佐藤博樹・矢島洋子『介護離職から社員を守る』
佐藤博樹・矢島洋子『介護離職から社員を守る』(労働調査会)をお送りいただきました。
もしかして、奥付の著者紹介に「中央大学大学院戦略経営研究科教授」と書かれた最初の本でしょうか。
団塊の世代が75歳以上に到達する2025年。
働き盛りの団塊ジュニア層が親の介護に直面することが予想されます。それは、介護との両立により、中核的人材の離職につながる恐れがあるということ――しかも、介護は育児と違ってある日突然降りかかってくるもの。
そこで、仕事と介護の両立を企業がどうやって支援していくべきかを、事前の情報提供や制度の見直し、柔軟な働き方という視点から解説した充実の1冊!
というのが版元の紹介文ですが、「あとがき」の最後のところにこういう熱いメッセージが書かれています。
・・・困難な状況で介護と向き合っている方や介護のために離職した方を前にしたときに、「仕事と介護の両立は可能だ」と主張することは、「あなたの選択は間違っている」と言っているようで、非常に心苦しいことも確かである。
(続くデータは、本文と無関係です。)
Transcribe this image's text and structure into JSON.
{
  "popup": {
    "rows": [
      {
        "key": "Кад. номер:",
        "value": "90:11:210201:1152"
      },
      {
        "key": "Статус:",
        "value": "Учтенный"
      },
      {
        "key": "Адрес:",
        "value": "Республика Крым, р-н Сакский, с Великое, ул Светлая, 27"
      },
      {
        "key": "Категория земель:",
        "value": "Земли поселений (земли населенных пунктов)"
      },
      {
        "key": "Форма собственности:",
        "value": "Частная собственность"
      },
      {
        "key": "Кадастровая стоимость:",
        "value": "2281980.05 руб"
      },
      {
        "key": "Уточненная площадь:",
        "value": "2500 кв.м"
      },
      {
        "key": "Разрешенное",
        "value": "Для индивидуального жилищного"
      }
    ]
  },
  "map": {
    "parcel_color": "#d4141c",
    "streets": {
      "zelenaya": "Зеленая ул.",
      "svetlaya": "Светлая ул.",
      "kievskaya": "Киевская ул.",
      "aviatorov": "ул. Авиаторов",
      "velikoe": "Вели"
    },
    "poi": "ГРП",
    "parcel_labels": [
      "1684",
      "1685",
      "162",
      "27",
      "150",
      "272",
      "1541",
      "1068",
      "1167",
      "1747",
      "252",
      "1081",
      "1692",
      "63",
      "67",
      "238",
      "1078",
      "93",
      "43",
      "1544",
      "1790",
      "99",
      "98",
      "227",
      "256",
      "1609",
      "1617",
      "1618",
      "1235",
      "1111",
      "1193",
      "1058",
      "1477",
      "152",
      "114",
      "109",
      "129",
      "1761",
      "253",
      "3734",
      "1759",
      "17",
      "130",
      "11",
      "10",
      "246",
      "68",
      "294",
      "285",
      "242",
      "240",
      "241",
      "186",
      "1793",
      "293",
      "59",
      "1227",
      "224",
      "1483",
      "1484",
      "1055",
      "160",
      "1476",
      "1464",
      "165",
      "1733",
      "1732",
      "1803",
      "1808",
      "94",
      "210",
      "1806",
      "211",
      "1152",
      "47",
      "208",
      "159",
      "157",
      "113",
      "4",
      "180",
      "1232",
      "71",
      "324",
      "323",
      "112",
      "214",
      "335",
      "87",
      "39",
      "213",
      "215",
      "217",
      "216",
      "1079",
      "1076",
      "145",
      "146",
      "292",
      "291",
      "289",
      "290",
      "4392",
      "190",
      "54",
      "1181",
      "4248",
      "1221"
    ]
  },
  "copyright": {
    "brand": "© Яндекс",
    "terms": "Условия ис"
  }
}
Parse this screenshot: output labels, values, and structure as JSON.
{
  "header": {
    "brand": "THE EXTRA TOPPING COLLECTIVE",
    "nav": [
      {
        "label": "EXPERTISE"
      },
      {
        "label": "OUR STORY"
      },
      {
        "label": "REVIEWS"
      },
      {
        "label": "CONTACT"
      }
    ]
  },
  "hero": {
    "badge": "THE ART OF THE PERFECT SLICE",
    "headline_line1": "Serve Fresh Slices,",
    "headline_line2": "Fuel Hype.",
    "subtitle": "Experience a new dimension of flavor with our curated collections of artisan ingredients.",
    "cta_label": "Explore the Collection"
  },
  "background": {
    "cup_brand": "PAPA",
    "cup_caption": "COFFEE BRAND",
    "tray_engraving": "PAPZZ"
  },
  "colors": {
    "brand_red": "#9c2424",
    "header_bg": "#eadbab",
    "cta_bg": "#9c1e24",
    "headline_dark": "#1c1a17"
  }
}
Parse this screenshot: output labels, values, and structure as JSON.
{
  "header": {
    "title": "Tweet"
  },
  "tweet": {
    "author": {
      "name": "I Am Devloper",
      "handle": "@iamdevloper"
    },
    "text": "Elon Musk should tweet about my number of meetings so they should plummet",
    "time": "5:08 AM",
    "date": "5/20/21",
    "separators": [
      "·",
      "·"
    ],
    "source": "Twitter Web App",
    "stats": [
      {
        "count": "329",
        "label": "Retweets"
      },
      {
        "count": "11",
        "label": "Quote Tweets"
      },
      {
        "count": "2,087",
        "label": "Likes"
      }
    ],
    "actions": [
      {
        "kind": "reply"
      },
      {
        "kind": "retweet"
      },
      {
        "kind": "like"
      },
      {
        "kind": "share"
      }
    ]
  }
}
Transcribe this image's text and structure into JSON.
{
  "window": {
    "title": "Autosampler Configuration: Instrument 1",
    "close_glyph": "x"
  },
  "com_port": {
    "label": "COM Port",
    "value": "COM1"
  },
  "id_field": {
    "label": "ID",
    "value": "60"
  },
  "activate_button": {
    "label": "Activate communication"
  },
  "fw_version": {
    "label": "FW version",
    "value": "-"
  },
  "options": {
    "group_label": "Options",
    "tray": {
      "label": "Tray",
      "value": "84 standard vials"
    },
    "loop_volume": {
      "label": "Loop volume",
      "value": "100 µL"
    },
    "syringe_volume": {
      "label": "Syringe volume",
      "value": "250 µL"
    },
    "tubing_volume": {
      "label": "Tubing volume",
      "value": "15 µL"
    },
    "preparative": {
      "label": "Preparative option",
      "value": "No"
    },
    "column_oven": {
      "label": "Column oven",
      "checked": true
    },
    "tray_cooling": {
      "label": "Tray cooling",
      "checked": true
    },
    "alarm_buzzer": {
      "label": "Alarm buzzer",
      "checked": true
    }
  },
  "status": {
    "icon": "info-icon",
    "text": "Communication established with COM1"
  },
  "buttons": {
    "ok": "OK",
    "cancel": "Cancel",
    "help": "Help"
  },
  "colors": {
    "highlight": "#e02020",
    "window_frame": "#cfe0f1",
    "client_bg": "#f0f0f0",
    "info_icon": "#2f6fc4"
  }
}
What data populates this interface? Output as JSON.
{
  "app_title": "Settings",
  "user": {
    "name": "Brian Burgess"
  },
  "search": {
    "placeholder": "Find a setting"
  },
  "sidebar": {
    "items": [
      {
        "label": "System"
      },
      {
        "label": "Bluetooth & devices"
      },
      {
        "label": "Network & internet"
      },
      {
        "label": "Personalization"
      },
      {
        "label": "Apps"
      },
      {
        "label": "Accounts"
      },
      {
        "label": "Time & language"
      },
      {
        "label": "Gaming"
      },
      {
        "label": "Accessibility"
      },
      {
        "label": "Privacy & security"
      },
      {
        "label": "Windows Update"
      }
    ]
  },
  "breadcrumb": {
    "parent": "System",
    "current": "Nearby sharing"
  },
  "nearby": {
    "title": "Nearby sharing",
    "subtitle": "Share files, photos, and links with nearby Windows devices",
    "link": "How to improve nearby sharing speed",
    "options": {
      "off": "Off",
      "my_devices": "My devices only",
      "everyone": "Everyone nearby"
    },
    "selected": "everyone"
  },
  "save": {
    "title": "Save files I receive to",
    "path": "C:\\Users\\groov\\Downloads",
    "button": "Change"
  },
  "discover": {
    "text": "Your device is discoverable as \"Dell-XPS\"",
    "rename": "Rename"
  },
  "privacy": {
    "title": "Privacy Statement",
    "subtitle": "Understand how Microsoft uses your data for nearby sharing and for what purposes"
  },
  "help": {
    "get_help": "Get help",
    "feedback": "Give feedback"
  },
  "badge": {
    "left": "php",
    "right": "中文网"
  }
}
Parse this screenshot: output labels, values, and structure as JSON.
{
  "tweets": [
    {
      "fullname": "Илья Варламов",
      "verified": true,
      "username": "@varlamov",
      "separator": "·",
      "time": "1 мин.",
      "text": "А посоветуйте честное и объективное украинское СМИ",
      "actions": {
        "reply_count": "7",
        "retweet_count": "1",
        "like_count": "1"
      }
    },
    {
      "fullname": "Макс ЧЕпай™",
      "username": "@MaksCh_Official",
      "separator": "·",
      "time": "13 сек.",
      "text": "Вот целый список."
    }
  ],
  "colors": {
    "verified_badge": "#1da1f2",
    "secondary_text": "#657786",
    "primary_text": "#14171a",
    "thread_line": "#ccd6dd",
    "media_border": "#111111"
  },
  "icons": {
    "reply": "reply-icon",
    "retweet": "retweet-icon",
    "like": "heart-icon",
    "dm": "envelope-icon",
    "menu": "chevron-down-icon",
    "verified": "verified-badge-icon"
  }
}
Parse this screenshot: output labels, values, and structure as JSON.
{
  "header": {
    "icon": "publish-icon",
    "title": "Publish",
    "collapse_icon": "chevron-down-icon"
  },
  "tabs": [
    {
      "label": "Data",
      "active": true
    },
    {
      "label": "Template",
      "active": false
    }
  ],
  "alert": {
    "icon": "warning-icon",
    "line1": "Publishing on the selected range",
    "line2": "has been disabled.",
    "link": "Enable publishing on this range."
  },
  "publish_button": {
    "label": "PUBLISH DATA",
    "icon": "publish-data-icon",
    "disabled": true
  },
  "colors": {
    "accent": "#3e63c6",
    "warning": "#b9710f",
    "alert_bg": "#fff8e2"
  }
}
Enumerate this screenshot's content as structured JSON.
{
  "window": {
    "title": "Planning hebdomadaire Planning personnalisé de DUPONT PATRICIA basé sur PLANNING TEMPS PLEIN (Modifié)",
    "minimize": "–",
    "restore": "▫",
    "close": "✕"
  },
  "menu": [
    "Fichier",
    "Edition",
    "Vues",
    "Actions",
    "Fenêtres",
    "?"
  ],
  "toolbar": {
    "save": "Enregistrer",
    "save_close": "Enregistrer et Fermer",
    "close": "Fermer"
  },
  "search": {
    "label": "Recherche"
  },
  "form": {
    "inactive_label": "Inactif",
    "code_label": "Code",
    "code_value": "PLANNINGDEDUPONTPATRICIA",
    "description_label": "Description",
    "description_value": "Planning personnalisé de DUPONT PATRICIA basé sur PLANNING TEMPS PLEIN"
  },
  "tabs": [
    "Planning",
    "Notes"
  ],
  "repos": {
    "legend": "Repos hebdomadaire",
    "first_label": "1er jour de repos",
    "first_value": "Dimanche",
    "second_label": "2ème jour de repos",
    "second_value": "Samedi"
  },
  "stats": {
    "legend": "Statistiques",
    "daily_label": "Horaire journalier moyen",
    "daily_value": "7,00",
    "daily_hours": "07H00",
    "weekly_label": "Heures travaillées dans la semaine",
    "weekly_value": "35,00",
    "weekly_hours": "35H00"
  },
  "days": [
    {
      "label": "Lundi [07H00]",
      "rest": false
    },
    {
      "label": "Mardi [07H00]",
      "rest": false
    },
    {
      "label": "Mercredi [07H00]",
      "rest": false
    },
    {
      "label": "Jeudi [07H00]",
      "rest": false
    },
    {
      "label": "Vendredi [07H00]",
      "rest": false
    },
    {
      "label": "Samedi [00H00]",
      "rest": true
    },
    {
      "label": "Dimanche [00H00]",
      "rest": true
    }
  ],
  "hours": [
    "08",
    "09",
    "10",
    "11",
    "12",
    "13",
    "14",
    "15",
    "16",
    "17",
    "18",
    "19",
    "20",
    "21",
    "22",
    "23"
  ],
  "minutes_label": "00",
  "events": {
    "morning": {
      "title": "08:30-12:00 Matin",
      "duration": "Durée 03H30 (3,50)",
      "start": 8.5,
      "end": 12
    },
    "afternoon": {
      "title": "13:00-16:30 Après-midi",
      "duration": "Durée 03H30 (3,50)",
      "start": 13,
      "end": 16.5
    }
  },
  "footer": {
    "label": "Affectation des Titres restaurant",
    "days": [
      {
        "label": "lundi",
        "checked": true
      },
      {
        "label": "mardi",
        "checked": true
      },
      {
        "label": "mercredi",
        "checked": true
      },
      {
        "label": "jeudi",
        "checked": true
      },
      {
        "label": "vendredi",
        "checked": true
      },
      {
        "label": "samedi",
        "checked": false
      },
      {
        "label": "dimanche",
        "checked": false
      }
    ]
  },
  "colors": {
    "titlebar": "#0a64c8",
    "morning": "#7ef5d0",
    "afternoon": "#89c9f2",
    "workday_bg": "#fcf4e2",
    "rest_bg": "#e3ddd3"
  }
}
自分の意思で親の介護を担いたいという人も居り、人それぞれの生き方は尊重されるべきある。しかし、子育てと同様、現状では、本人の意思のみではなく、「親族の誰か、特に女性が介護に専念すべき」という社会的な「固定的役割分担意識」などのために離職に追い込まれている人も少なくない。だからこそ、あえて、「介護で仕事を辞めるべきではない」というメッセージを本書では強調している。こうした認識を社会全体で共有し、両立できない理由を述べ立てるのではなく、「仕事と介護の両立」のための取組を、本人、企業、社会のあらゆるレベルでスタートさせることが必要と考える。